In einem Urlaubsort habe ich immer wieder beobachtet, wie ein kleines Flugzeug vorbeiflog. Es zog ein Transparent hinter sich her, auf dem zu lesen war, wo es im Augenblick das beste Lokal gibt oder die beste Möglichkeit zum Einkaufen. Und ganz plötzlich habe ich ein Flugzeug mit dem Transparent gesehen: JESUS LIEBT DICH

 

Jemand, dem das wichtig war, hat den Auftrag für dieses Transparent gegeben. Das ist gar nicht so verwunderlich. Evangelium heißt ja auf Deutsch „Frohbotschaft“.

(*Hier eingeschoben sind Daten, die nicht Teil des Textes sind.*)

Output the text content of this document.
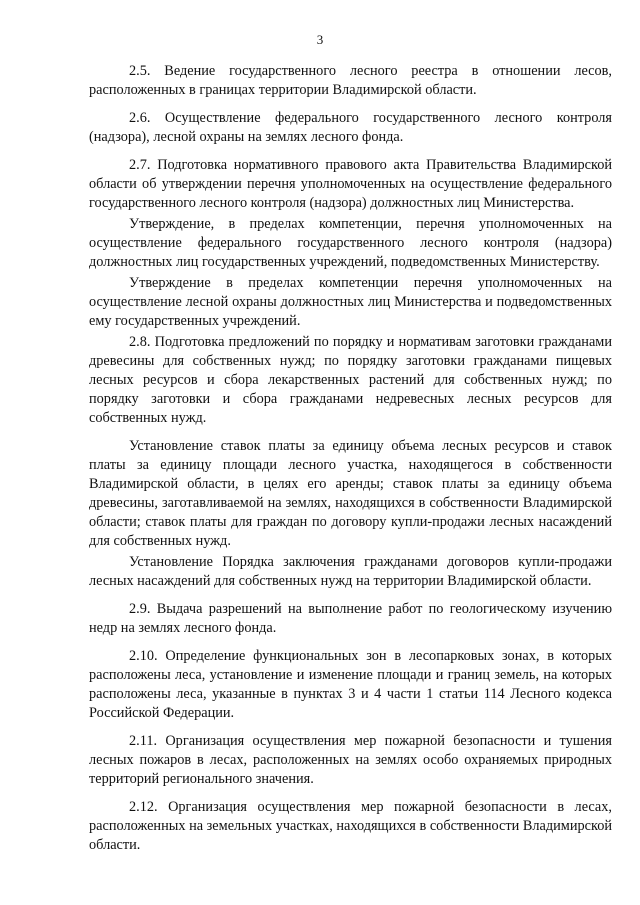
3

2.5. Ведение государственного лесного реестра в отношении лесов, расположенных в границах территории Владимирской области.

2.6. Осуществление федерального государственного лесного контроля (надзора), лесной охраны на землях лесного фонда.

2.7. Подготовка нормативного правового акта Правительства Владимирской области об утверждении перечня уполномоченных на осуществление федерального государственного лесного контроля (надзора) должностных лиц Министерства.

Утверждение, в пределах компетенции, перечня уполномоченных на осуществление федерального государственного лесного контроля (надзора) должностных лиц государственных учреждений, подведомственных Министерству.

Утверждение в пределах компетенции перечня уполномоченных на осуществление лесной охраны должностных лиц Министерства и подведомственных ему государственных учреждений.

2.8. Подготовка предложений по порядку и нормативам заготовки гражданами древесины для собственных нужд; по порядку заготовки гражданами пищевых лесных ресурсов и сбора лекарственных растений для собственных нужд; по порядку заготовки и сбора гражданами недревесных лесных ресурсов для собственных нужд.

Установление ставок платы за единицу объема лесных ресурсов и ставок платы за единицу площади лесного участка, находящегося в собственности Владимирской области, в целях его аренды; ставок платы за единицу объема древесины, заготавливаемой на землях, находящихся в собственности Владимирской области; ставок платы для граждан по договору купли-продажи лесных насаждений для собственных нужд.

Установление Порядка заключения гражданами договоров купли-продажи лесных насаждений для собственных нужд на территории Владимирской области.

2.9. Выдача разрешений на выполнение работ по геологическому изучению недр на землях лесного фонда.

2.10. Определение функциональных зон в лесопарковых зонах, в которых расположены леса, установление и изменение площади и границ земель, на которых расположены леса, указанные в пунктах 3 и 4 части 1 статьи 114 Лесного кодекса Российской Федерации.

2.11. Организация осуществления мер пожарной безопасности и тушения лесных пожаров в лесах, расположенных на землях особо охраняемых природных территорий регионального значения.

2.12. Организация осуществления мер пожарной безопасности в лесах, расположенных на земельных участках, находящихся в собственности Владимирской области.
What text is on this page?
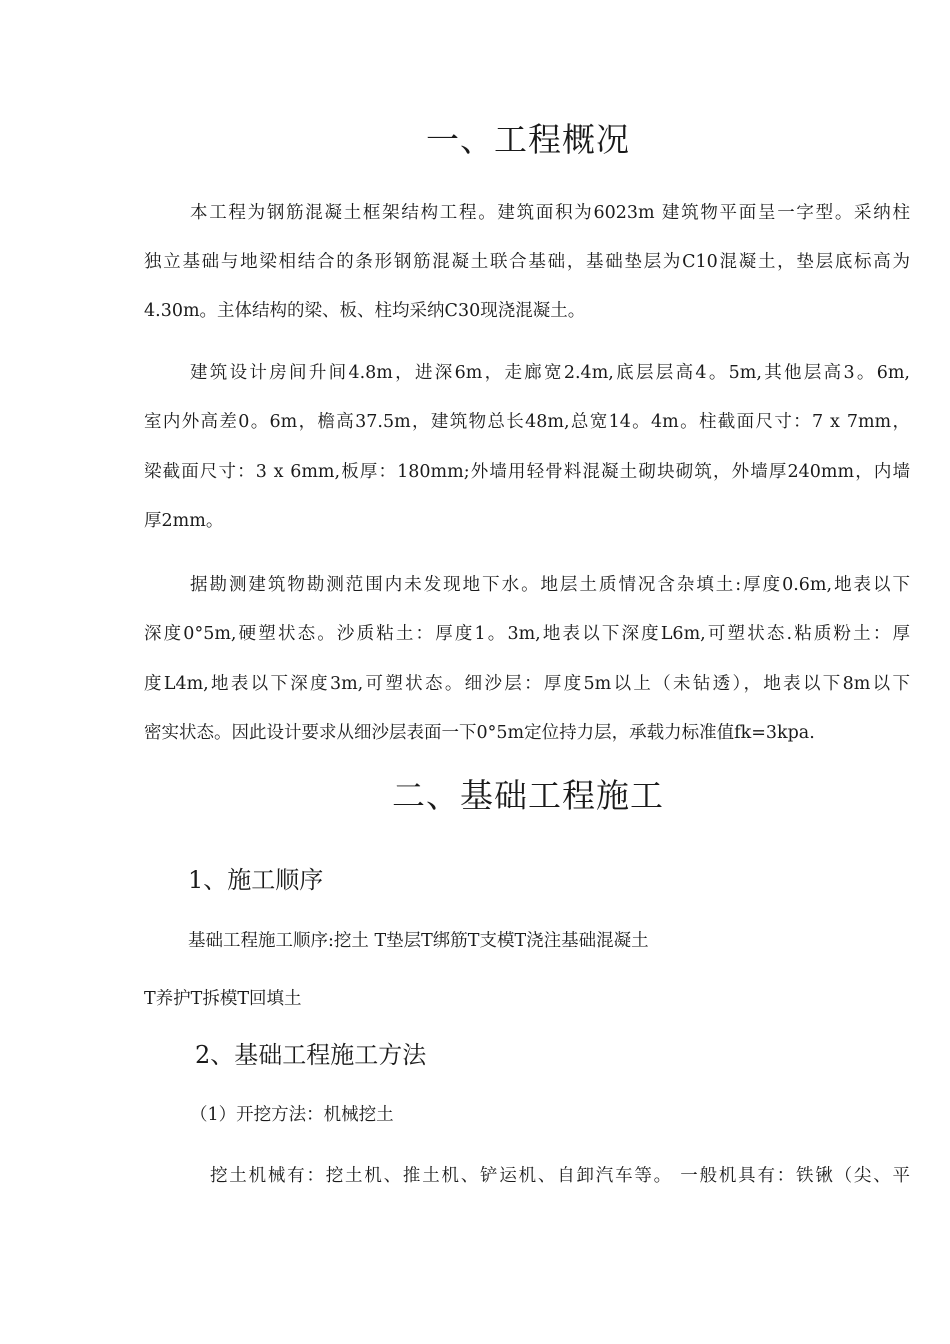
一、工程概况
本工程为钢筋混凝土框架结构工程。建筑面积为6023m 建筑物平面呈一字型。采纳柱
独立基础与地梁相结合的条形钢筋混凝土联合基础，基础垫层为C10混凝土，垫层底标高为
4.30m。主体结构的梁、板、柱均采纳C30现浇混凝土。
建筑设计房间升间4.8m，进深6m，走廊宽2.4m,底层层高4。5m,其他层高3。6m,
室内外高差0。6m，檐高37.5m，建筑物总长48m,总宽14。4m。柱截面尺寸：7 x 7mm，
梁截面尺寸：3 x 6mm,板厚：180mm;外墙用轻骨料混凝土砌块砌筑，外墙厚240mm，内墙
厚2mm。
据勘测建筑物勘测范围内未发现地下水。地层土质情况含杂填土:厚度0.6m,地表以下
深度0°5m,硬塑状态。沙质粘土：厚度1。3m,地表以下深度L6m,可塑状态.粘质粉土：厚
度L4m,地表以下深度3m,可塑状态。细沙层：厚度5m以上（未钻透），地表以下8m以下
密实状态。因此设计要求从细沙层表面一下0°5m定位持力层，承载力标准值fk=3kpa.
二、基础工程施工
1、施工顺序
基础工程施工顺序:挖土 T垫层T绑筋T支模T浇注基础混凝土
T养护T拆模T回填土
2、基础工程施工方法
（1）开挖方法：机械挖土
挖土机械有：挖土机、推土机、铲运机、自卸汽车等。 一般机具有：铁锹（尖、平
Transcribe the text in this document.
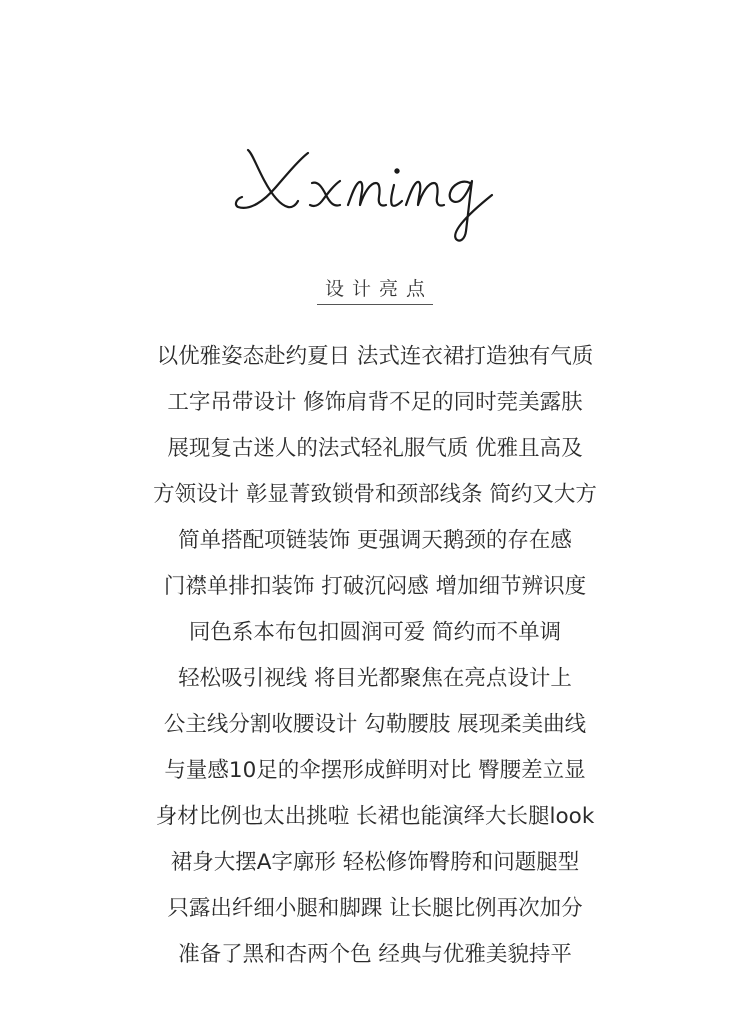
设计亮点
以优雅姿态赴约夏日 法式连衣裙打造独有气质
工字吊带设计 修饰肩背不足的同时莞美露肤
展现复古迷人的法式轻礼服气质 优雅且高及
方领设计 彰显菁致锁骨和颈部线条 简约又大方
简单搭配项链装饰 更强调天鹅颈的存在感
门襟单排扣装饰 打破沉闷感 增加细节辨识度
同色系本布包扣圆润可爱 简约而不单调
轻松吸引视线 将目光都聚焦在亮点设计上
公主线分割收腰设计 勾勒腰肢 展现柔美曲线
与量感10足的伞摆形成鲜明对比 臀腰差立显
身材比例也太出挑啦 长裙也能演绎大长腿look
裙身大摆A字廓形 轻松修饰臀胯和问题腿型
只露出纤细小腿和脚踝 让长腿比例再次加分
准备了黑和杏两个色 经典与优雅美貌持平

Warum sollte dies nicht auch an einem Urlaubsort mitten unter den Werbungen bekannt gemacht werden.

 

Jesus hat einmal das Gleichnis vom Schicksal der Saat, die ein Sämann aussät, erzählt: Einige Saatkörner fielen auf den Weg, unter die Dornen auf steinigen Boden, manches aber fiel auf fruchtbares Erdreich.

 

Im Urlaub hat man mehr Zeit zum Nachdenken und Betrachten.

 

Könnte es nicht geschehen, dass gerade hier das Wort Gottes auf fruchtbares Erdreich fällt? Natürlich gibt es Menschen, die auch im Urlaub nicht zur Ruhe kommen. Bei ihnen fällt wohl diese Saat auf steinigen Boden. Es gibt aber auch Menschen, die sich im Urlaub mehr Zeit nehmen zum Nachdenken, Beten und Meditieren. Bei ihnen können diese Worte auf fruchtbares Erdreich fallen.